1 Britain is a partial exception to the trends described in this essay. In his first six years in office the Labour Prime Minister Tony Blair ordered British troops into battle five times, more than any other prime minister in British history. However, during the same period the strength of Britain’s armed forces was cut back and defence spending fell as a proportion of GDP. This pattern has continued under the present Conservative–Liberal Democrat government despite repeated US warnings that the cut-backs could destroy the “special relationship” between the two countries. Polling data suggests that because of the human cost of the wars in Iraq and Afghanistan combined with the failure to achieve the stated objectives public support for military contributions to “coalitions of the willing” is likely to be less than formerly.

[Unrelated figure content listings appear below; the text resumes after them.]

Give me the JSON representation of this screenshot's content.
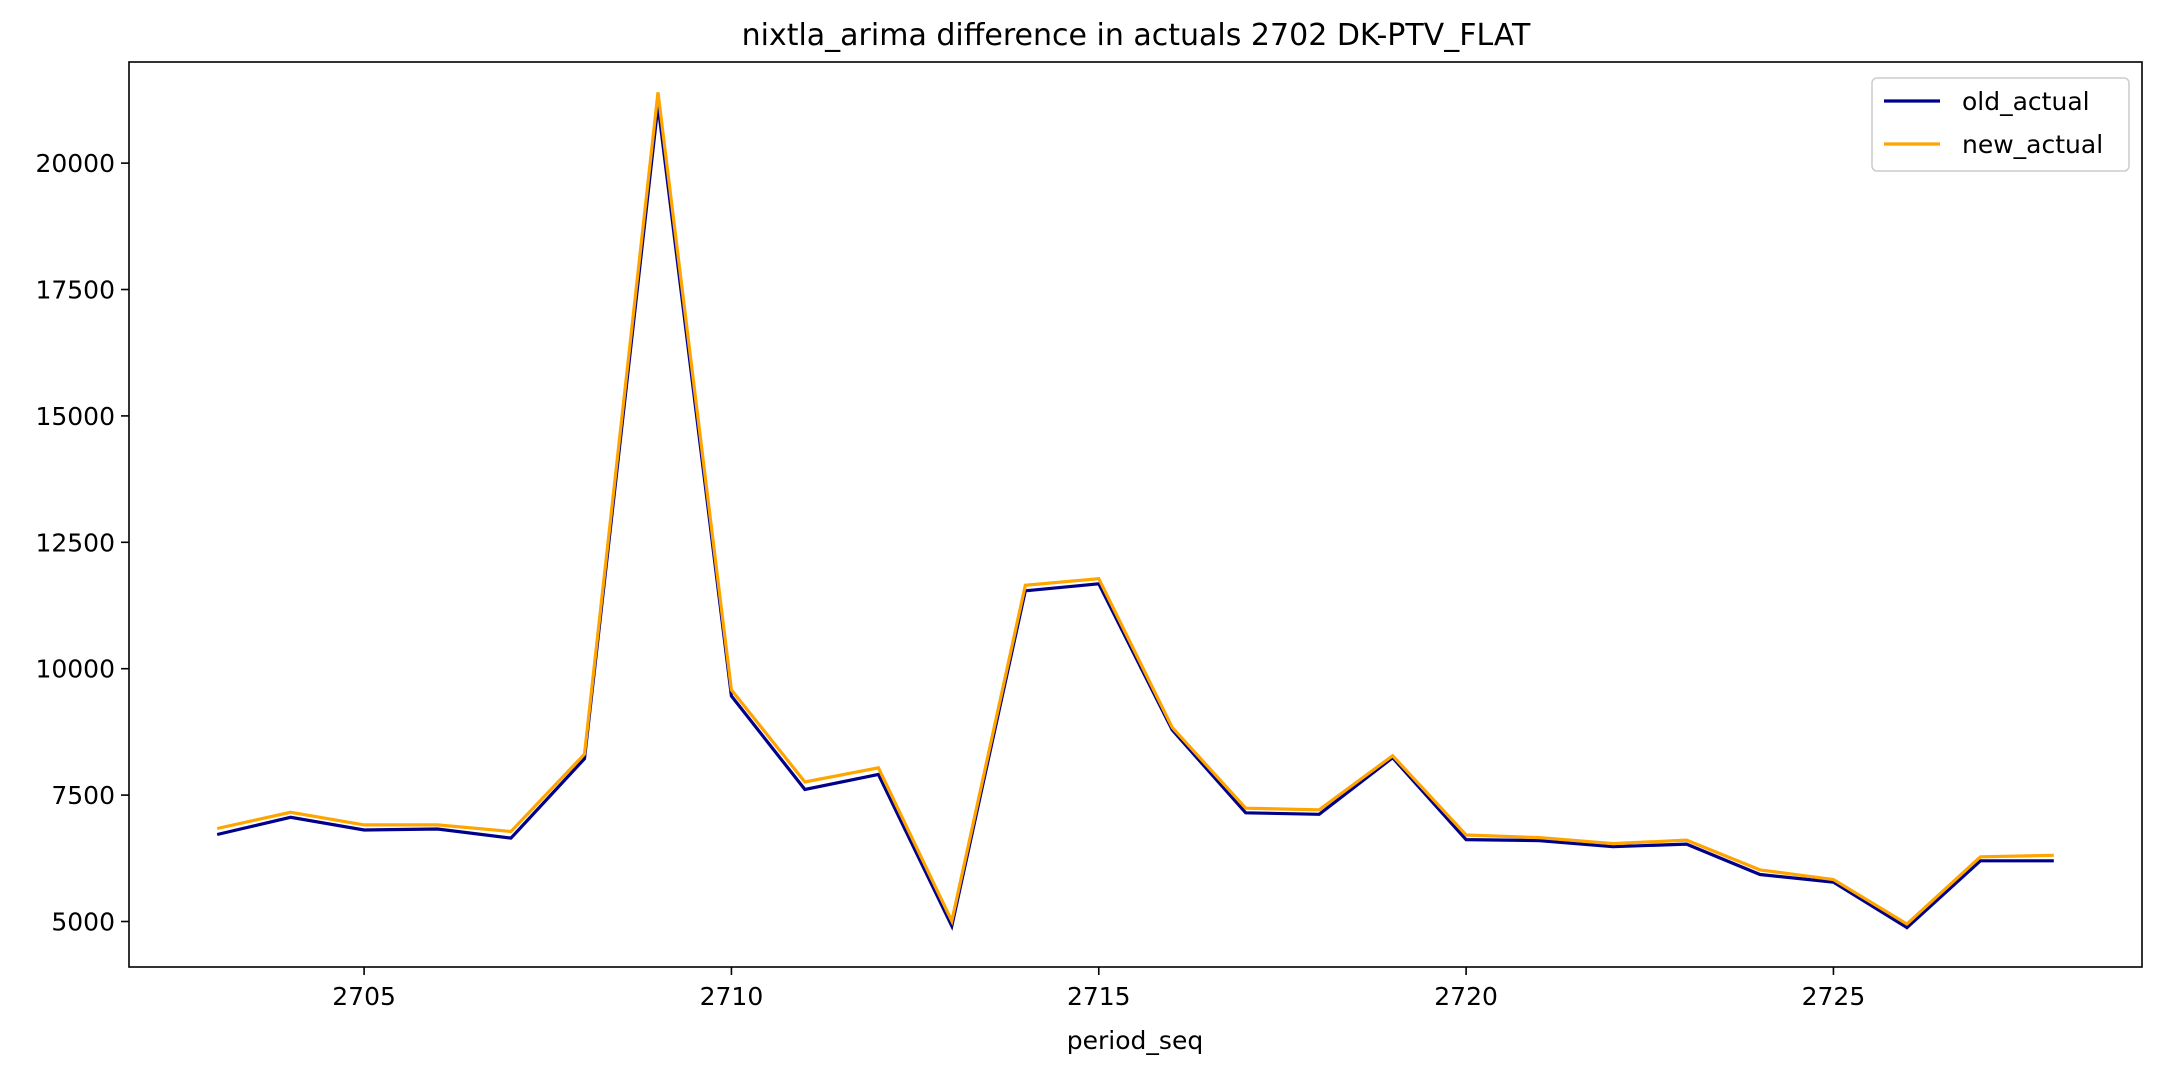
{
  "chart_data": {
    "type": "line",
    "title": "nixtla_arima difference in actuals 2702 DK-PTV_FLAT",
    "xlabel": "period_seq",
    "ylabel": "",
    "xlim": [
      2701.8,
      2729.2
    ],
    "ylim": [
      4100,
      22000
    ],
    "xticks": [
      2705,
      2710,
      2715,
      2720,
      2725
    ],
    "yticks": [
      5000,
      7500,
      10000,
      12500,
      15000,
      17500,
      20000
    ],
    "grid": false,
    "legend_position": "top-right",
    "x": [
      2703,
      2704,
      2705,
      2706,
      2707,
      2708,
      2709,
      2710,
      2711,
      2712,
      2713,
      2714,
      2715,
      2716,
      2717,
      2718,
      2719,
      2720,
      2721,
      2722,
      2723,
      2724,
      2725,
      2726,
      2727,
      2728
    ],
    "series": [
      {
        "name": "old_actual",
        "color": "#00008b",
        "values": [
          6720,
          7060,
          6810,
          6830,
          6650,
          8220,
          21150,
          9460,
          7610,
          7910,
          4910,
          11540,
          11680,
          8790,
          7150,
          7120,
          8240,
          6620,
          6600,
          6480,
          6530,
          5930,
          5780,
          4880,
          6200,
          6200
        ]
      },
      {
        "name": "new_actual",
        "color": "#ffa500",
        "values": [
          6840,
          7160,
          6910,
          6910,
          6780,
          8310,
          21400,
          9580,
          7760,
          8040,
          5010,
          11650,
          11780,
          8840,
          7240,
          7210,
          8280,
          6710,
          6660,
          6540,
          6610,
          6020,
          5830,
          4950,
          6280,
          6310
        ]
      }
    ]
  }
}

2 Ironically, later, as chairman of the BBC, Patten was to preside over swingeing cuts to its external

broadcasting, one of the most effective items in the soft power tool box. RL/RFE has suffered similar cutbacks.

3 Daryl Copeland, Research Associate, Centre for International Policy Studies, Ottawa University;

visiting professor, London Academy of Diplomacy, author and former diplomat.

4 Prominent unilateral disarmers such as the historian E. P. Thompson frequently described nuclear weapons as “evil” and argued that their accumulation had escaped human control.